5.ウォルター王子の来訪
私が部屋でぼんやりとしていると、ドアがノックされた。
「はい?」
「私だ。ウォルターだ」
私はドアを開けた。
「夜分に済まない。メイドたちとは仲良くやっていけそうか?」
「……そうお思いですか?」
私は面倒な説明をする気にもならず、簡単に返答した。
「……何かあったのか?」
「何も」
ウォルター王子は「そうか」と言うと、しばらく何も言わずに私を見つめていた。
「何か?」
私が少しいら立って、ウォルター王子に問いかけると、ウォルター王子は部屋の中に入ってドアを閉めた。

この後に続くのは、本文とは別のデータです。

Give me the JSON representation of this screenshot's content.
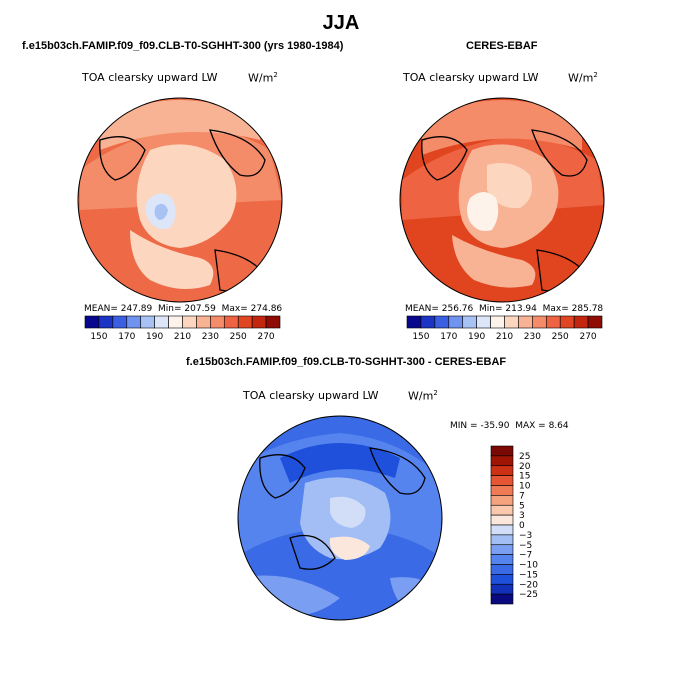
{
  "page_title": "JJA",
  "panels": [
    {
      "title": "f.e15b03ch.FAMIP.f09_f09.CLB-T0-SGHHT-300 (yrs 1980-1984)",
      "variable": "TOA clearsky upward LW",
      "units": "W/m",
      "units_exp": "2",
      "stats": {
        "mean_label": "MEAN=",
        "mean": "247.89",
        "min_label": "Min=",
        "min": "207.59",
        "max_label": "Max=",
        "max": "274.86"
      }
    },
    {
      "title": "CERES-EBAF",
      "variable": "TOA clearsky upward LW",
      "units": "W/m",
      "units_exp": "2",
      "stats": {
        "mean_label": "MEAN=",
        "mean": "256.76",
        "min_label": "Min=",
        "min": "213.94",
        "max_label": "Max=",
        "max": "285.78"
      }
    },
    {
      "title": "f.e15b03ch.FAMIP.f09_f09.CLB-T0-SGHHT-300 - CERES-EBAF",
      "variable": "TOA clearsky upward LW",
      "units": "W/m",
      "units_exp": "2",
      "stats": {
        "min_label": "MIN =",
        "min": "-35.90",
        "max_label": "MAX =",
        "max": "8.64"
      }
    }
  ],
  "chart_data": [
    {
      "type": "heatmap",
      "projection": "polar-stereographic-north",
      "title": "TOA clearsky upward LW",
      "units": "W/m2",
      "colorbar": {
        "orientation": "horizontal",
        "levels": [
          150,
          170,
          190,
          210,
          230,
          250,
          270,
          290
        ],
        "colors": [
          "#08088f",
          "#1c34c4",
          "#3a5fe0",
          "#6f93ee",
          "#a8c2f4",
          "#dce6f8",
          "#fdf3ea",
          "#fcd6bf",
          "#f8b294",
          "#f48b69",
          "#ee6442",
          "#e04524",
          "#c2260e",
          "#8f0c04"
        ]
      },
      "mean": 247.89,
      "min": 207.59,
      "max": 274.86
    },
    {
      "type": "heatmap",
      "projection": "polar-stereographic-north",
      "title": "TOA clearsky upward LW",
      "units": "W/m2",
      "colorbar": {
        "orientation": "horizontal",
        "levels": [
          150,
          170,
          190,
          210,
          230,
          250,
          270,
          290
        ],
        "colors": [
          "#08088f",
          "#1c34c4",
          "#3a5fe0",
          "#6f93ee",
          "#a8c2f4",
          "#dce6f8",
          "#fdf3ea",
          "#fcd6bf",
          "#f8b294",
          "#f48b69",
          "#ee6442",
          "#e04524",
          "#c2260e",
          "#8f0c04"
        ]
      },
      "mean": 256.76,
      "min": 213.94,
      "max": 285.78
    },
    {
      "type": "heatmap",
      "projection": "polar-stereographic-north",
      "title": "TOA clearsky upward LW",
      "units": "W/m2",
      "colorbar": {
        "orientation": "vertical",
        "levels": [
          -25,
          -20,
          -15,
          -10,
          -7,
          -5,
          -3,
          0,
          3,
          5,
          7,
          10,
          15,
          20,
          25
        ],
        "level_labels": [
          "25",
          "20",
          "15",
          "10",
          "7",
          "5",
          "3",
          "0",
          "−3",
          "−5",
          "−7",
          "−10",
          "−15",
          "−20",
          "−25"
        ],
        "colors": [
          "#0a0a80",
          "#1230b8",
          "#1f50dc",
          "#3a6ae6",
          "#5584ee",
          "#7a9ff2",
          "#a3bdf5",
          "#d2def8",
          "#fbe7dc",
          "#f9c8ad",
          "#f5a27f",
          "#ef7a55",
          "#e65534",
          "#cc3116",
          "#a01406",
          "#7a0804"
        ]
      },
      "min": -35.9,
      "max": 8.64
    }
  ]
}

「父上が……こんどはフェロウ国に攻め入ろうと考えているようだ」
「……私には、なにもできません」
「そうだな……」
ウォルター王子は力なく笑った。
「あの大国に攻め入るなんて、恐れ多いと思わないのでしょうかね」
私の言葉にウォルター王子は頷いた。
「父上は……先の戦に勝ったことで、高揚しているようだ」
ため息交じりの告白をするウォルター王子に、私は冷めた目を向けた。
「なぜ私に教えたのですか?」
私は眉間にしわが寄るのを隠そうともせず、ウォルター王子に問いかけた。
「何か、戦争を避けるための妙案がないかと思って」
「それが分かれば、私の国はまだ栄えていたでしょう」
私はため息をついた。ウォルター王子はそれを見て、苦笑した。
「フェロウ国は戦に慣れている。軍備にも優れた大国だ。我が国はまだ新興国のようなものだ。父上には無謀だと伝えたのだが……」
「そしてまた、血が流されるのですね」
私は冷たい目でウォルター王子を見据えた。
「それを避けるため、私は父上を説得しているところだ。……邪魔をしたな」
ウォルター王子はそれだけ言うと私の部屋を出て行った。
「また戦が起こる……」
私は小さな窓から、外の景色を見ようとした。けれどもう外は暗く、月明かりに照らされた庭が冷たく輝いているだけだった。
「私に何ができると言うの……?」
握りしめた手に、爪の跡がついていた。
私はため息をついて、冷え切ったベッドにもぐりこんだ。